Wells Fargo reached an agreement with the state of California to make mortgage modifications valued as much as $2.4 billion on risky mortgages, mortgages that let the borrower decide how much they would pay each month , which is called an option ARMs.
Many borrowers opted for the smallest payment, which didn’t cover the interest accruing each month, making the balance on the loan rise instead of fall. However, once the balance reached a certain level, the required payment was reset automatically, often ballooning to a level that the borrower couldn’t afford.
WF will also pay $32 million to more than 12,000 CA borrowers who had such loans and lost their homes to foreclosure, according to the accord, announced Monday with Atty. Gen. Jerry Brown’s office.
The $32 million works out to an average of about $2,650 for each former homeowner.
Some of the promised modifications, to be made over the next three years, are expected to include reductions in the balances owed by borrowers. That does not appear to be a significant concession by WF because it already has modified more than 50,000 so-called pick-a-payment mortgages in CA, reducing the balances on those loans by a total of $2.9 billion.
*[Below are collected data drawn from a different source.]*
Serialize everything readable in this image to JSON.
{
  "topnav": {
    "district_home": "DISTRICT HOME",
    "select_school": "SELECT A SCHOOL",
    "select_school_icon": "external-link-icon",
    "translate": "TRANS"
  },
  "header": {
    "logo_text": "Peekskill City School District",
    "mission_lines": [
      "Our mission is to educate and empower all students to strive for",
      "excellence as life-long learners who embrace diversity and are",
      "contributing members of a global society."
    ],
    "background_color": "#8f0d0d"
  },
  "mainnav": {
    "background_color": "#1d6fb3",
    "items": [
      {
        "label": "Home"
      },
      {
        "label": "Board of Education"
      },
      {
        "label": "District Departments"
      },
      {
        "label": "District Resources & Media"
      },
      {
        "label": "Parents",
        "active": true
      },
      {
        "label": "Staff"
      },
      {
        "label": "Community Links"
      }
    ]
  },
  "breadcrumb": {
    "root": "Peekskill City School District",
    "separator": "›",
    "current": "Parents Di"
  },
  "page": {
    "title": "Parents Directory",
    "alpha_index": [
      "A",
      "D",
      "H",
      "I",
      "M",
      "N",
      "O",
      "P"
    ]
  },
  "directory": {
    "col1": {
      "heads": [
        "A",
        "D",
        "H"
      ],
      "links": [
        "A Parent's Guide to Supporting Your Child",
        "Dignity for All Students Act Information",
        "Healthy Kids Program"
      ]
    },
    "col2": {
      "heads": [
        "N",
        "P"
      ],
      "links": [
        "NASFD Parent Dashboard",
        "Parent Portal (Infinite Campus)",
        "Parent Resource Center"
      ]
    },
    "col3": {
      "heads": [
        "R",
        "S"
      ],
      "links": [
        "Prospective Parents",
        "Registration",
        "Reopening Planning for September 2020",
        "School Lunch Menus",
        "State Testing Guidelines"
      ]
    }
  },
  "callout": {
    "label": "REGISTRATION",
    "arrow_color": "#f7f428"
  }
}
The San Francisco bank inherited these option ARM loans when it purchased Wachovia at the end of 2008. At that time WF wrote down the value of the Wachovia portfolio before taking it onto its own books.
As a result, the loan modifications haven’t generated painful losses for Wells Fargo. The company indicated Monday that it didn’t expect the newly promised modifications to force it to further write down the portfolio.
The settlement with CA follows similar agreements that WF struck in October with nine other states: Arizona, Colorado, Kansas, Florida, Illinois, Nevada, New Jersey, Texas and Washington.
The bank also will pay the attorney general’s office $1.8 million “for the investigation and prosecution of consumer protection matters, for consumer education and outreach, and to pay any costs incurred to distribute payments to eligible foreclosed borrowers.”